Dan percayalah, semua varian itu bisa memusat (otoritatif) dalam situasi genting (Giorgio Agamben) karena faktor tunggal (kedaulatan). Pertama tentu kerajaan oleh kebangsawanan dan kepahlawanan (epic), kedua demokrasi si raja representasi (mayoritas), dan ketiga teokrasi wakil dewa/tuhan. Semua bentuk negara tersebut bekerja di motherboard serupa yang digunakan bendera-bendera di seluruh dunia.
Setelah memenuhi syarat sebagai sebuah negara : ... pastikanlah hal-hal berikut : Ide utama, filosofi-kedua, dan metode-ketiga.
Isme, metode, uslub, wasilah
....
Res publica
Negara res publika hanya perlu diimbangi oleh pers bersenjatakan pengkhianatan-intelektual (muhasabah), tidak perlu trias politica.
Apakah suatu pengkhianatan intelektual apabila kaum intelek tidak memilih mengemban ide dan penyelesaian terbaik? Lebih daripada pengajar (tukang-transfer knowledge), juga pendidik. Tidak sekadar menjadi perpustakaan berjalan tetapi juga aktivis pendidikan politik.

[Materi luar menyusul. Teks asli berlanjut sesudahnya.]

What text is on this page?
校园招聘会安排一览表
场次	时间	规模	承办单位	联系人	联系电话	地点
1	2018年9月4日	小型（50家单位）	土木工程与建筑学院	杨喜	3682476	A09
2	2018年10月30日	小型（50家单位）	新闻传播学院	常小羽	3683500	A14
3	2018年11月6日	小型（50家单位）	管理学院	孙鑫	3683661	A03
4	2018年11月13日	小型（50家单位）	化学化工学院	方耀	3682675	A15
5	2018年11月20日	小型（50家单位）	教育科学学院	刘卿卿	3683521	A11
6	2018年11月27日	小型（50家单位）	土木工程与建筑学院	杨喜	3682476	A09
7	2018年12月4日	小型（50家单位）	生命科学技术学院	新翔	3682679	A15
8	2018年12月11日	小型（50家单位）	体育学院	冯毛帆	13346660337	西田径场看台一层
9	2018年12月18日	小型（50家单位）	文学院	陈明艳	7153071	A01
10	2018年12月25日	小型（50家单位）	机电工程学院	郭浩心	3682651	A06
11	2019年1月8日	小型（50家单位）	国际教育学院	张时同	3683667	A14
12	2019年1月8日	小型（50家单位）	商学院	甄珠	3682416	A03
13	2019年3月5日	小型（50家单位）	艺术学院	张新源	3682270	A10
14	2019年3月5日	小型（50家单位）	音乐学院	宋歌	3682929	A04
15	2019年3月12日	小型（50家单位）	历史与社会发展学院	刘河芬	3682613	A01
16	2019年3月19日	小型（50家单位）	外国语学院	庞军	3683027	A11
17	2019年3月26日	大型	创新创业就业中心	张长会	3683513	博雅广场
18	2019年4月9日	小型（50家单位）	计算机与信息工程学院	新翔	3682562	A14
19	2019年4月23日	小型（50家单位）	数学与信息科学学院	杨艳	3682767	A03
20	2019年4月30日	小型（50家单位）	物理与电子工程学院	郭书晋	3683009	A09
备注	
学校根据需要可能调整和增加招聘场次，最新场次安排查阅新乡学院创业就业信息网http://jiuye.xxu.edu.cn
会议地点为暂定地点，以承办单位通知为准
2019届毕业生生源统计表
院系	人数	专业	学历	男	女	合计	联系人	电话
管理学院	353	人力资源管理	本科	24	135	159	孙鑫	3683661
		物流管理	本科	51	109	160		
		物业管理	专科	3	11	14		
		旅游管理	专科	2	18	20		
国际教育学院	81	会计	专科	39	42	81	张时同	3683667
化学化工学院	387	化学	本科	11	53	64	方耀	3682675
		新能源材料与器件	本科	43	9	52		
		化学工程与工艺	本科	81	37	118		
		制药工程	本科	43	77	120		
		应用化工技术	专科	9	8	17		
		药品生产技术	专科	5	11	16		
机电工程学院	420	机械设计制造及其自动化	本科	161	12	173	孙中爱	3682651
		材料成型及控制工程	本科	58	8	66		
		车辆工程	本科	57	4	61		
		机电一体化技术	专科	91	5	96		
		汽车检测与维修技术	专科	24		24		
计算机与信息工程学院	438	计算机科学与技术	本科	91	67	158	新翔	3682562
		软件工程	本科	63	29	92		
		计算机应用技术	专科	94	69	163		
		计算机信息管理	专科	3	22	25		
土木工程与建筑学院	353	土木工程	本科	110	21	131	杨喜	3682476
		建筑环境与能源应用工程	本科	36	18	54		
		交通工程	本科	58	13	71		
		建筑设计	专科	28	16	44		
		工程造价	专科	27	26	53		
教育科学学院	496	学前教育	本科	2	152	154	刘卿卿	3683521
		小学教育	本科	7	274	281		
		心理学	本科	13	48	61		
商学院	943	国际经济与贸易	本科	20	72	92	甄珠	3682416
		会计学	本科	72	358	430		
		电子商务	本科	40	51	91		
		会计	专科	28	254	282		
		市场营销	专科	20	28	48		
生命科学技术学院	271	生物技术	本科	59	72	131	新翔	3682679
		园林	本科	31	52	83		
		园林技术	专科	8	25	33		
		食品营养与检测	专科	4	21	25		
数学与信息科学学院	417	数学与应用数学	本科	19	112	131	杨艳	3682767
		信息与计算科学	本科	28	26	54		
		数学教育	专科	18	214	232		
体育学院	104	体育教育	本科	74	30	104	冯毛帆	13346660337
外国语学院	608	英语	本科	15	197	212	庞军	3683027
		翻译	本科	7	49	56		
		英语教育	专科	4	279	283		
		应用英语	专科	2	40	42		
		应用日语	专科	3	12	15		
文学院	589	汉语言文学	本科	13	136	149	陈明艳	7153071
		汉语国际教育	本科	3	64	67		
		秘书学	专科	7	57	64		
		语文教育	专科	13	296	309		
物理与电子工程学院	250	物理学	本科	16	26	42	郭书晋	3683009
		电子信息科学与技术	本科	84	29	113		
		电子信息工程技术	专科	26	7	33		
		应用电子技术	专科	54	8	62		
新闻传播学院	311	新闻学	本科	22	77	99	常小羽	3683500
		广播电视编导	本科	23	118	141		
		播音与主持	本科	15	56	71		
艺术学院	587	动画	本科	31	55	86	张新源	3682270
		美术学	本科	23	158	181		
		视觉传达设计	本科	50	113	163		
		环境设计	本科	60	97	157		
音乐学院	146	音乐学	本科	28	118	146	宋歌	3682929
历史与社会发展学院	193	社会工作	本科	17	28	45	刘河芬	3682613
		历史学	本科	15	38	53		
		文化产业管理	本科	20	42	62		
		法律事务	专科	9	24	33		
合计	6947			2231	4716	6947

Maksudku cara memperoleh ilmu seperti itu lebih efisien. Kita mencari dan membaca sekian banyak bahan dan materi. Kenapa tidak langsung mengambil yang terbaik dan dipraktekkan? Sehingga pelajar dan pembelajar tidak membuang waktu mengulang-ulang dan punya luang menambah ilmu-ilmu lain.
“Jika amanat telah disia-siakan, tunggu saja kehancuran terjadi.” Ada seorang sahabat bertanya; ‘bagaimana maksud amanat disia-siakan? ‘ Nabi menjawab; “Jika urusan diserahkan bukan kepada ahlinya, maka tunggulah kehancuran itu.” (HR Bukhari).
"Barangsiapa yang memegang kuasa tentang sesuatu urusan kaum muslimin, lalu dia memberikan suatu tugas kepada seseorang, sedangkan dia mengetahui bahwa ada orang yang lebih baik daripada orang itu, dia telah mengkhianati Allah, RasulNya dan kaum muslimin." (Hadis Riwayat Al-Hakim).
Kompetensi menjadi perhatian khusus dalam Islam. Intinya, berdasarkan hadits di atas, serahkan urusan pada ahlinya, berdasarkan kompetensi, keilmuannya, bukan atas dasar kolusi, nepotisme, balas jasa, atau bagi-bagi jabatan.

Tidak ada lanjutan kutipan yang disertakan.